All that remained of § 263.09 after it had been declared unconstitutional was the lifeless form of what purported to be a statute. It was void and ineffectual without any repeal; but its lack of vitality interposed no insuperable obstacle to a repeal. An unconstitutional statute can be repealed. The repeal of an unconstitutional statute at least serves the purpose of purging the laws of what purports to be, but is not, a statute. State ex rel. Aull v. Field, 119 Mo. 593, 24 S.W. 752; 1 Lewis' Sutherland, Statutory Construction (2 ed.) p. 567, § 291.

True, c. 286 contains no clause referring to, or purporting to repeal or amend, § 263.09, but such a provision is unnecessary. A later statute covering the entire subject matter of and intended as a substitute for an earlier one, although it does not expressly refer to or purport to amend or to repeal it, operates to repeal it by implication, for the reason that the later statute is the last expression of the legislative will. State v. Northwest Linseed Co. 209 Minn. 422,297 N.W. 635, appeal dismissed, 313 U.S. 544, *250 61 S. Ct. 960, 85 L. ed. 1511; Board of Education v. Borgen,192 Minn. 367, 256 N.W. 894. In Washburn, Mayor, v. Paducah Newspapers, Inc. 275 Ky. 527, 532, 121 S.W.2d 911, 914, the court said:

"If a later statute accomplishes the same purpose intended to be accomplished by a previously enacted statute but by obviously different methods and in a different manner, the later statute supersedes and repeals the earlier one."

The rule of repeal by implication applies to unconstitutional as well as to constitutional statutes. Where a former statute has been held unconstitutional, a later statute covering the same subject matter and intended as a substitute for it, even though it contains no express provision to that effect, repeals the former by implication. Luse v. City of Dallas (Tex.Civ.App.) 131 S.W.2d 1079.

Section 263.09 is not only unconstitutional, but it was also repealed by implication. It has no effect for any purpose.
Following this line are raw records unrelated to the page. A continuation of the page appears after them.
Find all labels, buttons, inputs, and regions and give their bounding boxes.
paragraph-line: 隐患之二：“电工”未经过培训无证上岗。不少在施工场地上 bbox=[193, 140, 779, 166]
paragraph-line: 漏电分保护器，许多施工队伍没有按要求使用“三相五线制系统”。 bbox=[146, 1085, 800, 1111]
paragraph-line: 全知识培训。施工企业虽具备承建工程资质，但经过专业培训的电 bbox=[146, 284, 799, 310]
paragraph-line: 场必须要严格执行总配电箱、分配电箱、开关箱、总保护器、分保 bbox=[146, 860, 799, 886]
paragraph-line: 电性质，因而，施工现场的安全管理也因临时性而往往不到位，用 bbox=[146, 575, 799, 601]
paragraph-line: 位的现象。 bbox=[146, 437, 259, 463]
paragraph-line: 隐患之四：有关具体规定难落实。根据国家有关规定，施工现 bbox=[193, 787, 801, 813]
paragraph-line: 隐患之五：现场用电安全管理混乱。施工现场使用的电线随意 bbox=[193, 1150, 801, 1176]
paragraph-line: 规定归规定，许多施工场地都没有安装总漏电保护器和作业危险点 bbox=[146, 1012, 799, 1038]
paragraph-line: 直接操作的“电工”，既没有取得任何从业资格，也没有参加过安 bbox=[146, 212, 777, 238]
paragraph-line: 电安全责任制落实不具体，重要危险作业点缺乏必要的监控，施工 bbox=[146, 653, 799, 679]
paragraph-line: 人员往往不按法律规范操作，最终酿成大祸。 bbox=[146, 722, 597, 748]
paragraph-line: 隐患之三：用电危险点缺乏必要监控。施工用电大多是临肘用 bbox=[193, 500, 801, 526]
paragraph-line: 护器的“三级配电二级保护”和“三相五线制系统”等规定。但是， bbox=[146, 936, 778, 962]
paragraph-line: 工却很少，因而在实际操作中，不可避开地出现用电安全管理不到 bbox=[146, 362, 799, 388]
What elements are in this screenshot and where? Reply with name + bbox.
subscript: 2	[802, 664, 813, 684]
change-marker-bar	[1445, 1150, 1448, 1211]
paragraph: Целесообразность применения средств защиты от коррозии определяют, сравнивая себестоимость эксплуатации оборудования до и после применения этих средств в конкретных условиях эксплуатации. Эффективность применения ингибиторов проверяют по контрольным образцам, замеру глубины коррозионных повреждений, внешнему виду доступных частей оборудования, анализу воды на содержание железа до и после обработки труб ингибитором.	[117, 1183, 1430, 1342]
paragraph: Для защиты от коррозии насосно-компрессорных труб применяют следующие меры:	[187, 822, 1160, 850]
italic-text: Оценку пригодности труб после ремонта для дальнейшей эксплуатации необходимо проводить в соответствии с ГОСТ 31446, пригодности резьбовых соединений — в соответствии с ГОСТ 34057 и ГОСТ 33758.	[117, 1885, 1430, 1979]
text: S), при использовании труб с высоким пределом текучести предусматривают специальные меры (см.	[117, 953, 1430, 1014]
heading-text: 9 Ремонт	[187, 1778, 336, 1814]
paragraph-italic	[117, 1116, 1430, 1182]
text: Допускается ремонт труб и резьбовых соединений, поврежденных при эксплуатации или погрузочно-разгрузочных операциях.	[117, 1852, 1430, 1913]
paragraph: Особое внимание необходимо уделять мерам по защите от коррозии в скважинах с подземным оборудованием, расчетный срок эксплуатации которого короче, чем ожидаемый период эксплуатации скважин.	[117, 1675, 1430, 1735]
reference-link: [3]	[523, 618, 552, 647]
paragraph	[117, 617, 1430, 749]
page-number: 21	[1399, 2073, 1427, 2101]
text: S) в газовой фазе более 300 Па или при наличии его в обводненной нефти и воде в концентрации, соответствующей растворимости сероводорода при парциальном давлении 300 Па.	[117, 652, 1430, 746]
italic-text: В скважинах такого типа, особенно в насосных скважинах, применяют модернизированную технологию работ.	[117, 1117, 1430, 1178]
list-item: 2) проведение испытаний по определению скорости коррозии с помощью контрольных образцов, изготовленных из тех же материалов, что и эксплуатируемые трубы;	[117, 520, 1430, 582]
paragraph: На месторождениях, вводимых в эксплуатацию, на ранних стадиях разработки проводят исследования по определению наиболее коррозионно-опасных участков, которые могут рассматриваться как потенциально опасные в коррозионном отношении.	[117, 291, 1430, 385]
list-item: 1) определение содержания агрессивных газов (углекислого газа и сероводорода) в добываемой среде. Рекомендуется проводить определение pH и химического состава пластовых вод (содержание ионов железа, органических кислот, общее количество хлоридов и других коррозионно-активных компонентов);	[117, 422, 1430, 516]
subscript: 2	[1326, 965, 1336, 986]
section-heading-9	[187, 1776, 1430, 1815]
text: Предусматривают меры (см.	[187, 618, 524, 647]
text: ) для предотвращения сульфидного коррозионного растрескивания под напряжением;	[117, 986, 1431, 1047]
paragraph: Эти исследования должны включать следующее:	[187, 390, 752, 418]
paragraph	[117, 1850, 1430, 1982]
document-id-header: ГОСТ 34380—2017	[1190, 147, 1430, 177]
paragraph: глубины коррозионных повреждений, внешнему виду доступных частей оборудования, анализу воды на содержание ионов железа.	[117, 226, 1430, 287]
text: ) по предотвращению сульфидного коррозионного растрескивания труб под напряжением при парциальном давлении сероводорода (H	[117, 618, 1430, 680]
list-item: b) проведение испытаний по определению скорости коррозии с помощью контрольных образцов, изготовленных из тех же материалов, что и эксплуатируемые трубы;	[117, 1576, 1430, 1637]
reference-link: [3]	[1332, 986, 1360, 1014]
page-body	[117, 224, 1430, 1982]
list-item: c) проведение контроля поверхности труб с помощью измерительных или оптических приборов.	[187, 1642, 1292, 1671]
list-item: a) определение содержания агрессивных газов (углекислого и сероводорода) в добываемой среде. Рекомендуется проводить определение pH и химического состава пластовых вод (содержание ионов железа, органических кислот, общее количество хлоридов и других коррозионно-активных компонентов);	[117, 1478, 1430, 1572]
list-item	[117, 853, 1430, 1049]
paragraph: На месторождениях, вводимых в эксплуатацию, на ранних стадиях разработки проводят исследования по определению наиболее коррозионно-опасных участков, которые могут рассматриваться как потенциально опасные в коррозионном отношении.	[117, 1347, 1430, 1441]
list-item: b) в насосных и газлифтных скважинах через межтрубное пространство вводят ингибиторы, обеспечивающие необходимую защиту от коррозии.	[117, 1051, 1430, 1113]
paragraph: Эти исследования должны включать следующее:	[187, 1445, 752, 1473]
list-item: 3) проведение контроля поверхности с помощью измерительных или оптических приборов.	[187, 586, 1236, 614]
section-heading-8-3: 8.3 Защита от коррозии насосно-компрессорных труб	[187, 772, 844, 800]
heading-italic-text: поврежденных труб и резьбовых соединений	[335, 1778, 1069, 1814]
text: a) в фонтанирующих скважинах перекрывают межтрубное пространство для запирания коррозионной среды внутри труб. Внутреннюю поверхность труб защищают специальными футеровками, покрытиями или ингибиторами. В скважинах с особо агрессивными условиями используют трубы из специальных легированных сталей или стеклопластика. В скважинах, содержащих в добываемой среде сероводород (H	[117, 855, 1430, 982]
Our conclusion is that our decision in the Robbinsdale case held § 263.09 unconstitutional in its entirety; that the section is unconstitutional, not only so far as it applied in the Robbinsdale case, but also as it applies in the instant case; that plaintiff acquired no right against defendant thereunder to reimbursement for a portion of its expenses for poor relief; that § 263.09 was not continued in effect by c. 286 for the purpose of saving any claimed rights of reimbursement thereunder; and that, consequently, plaintiff is not entitled to recover in this action.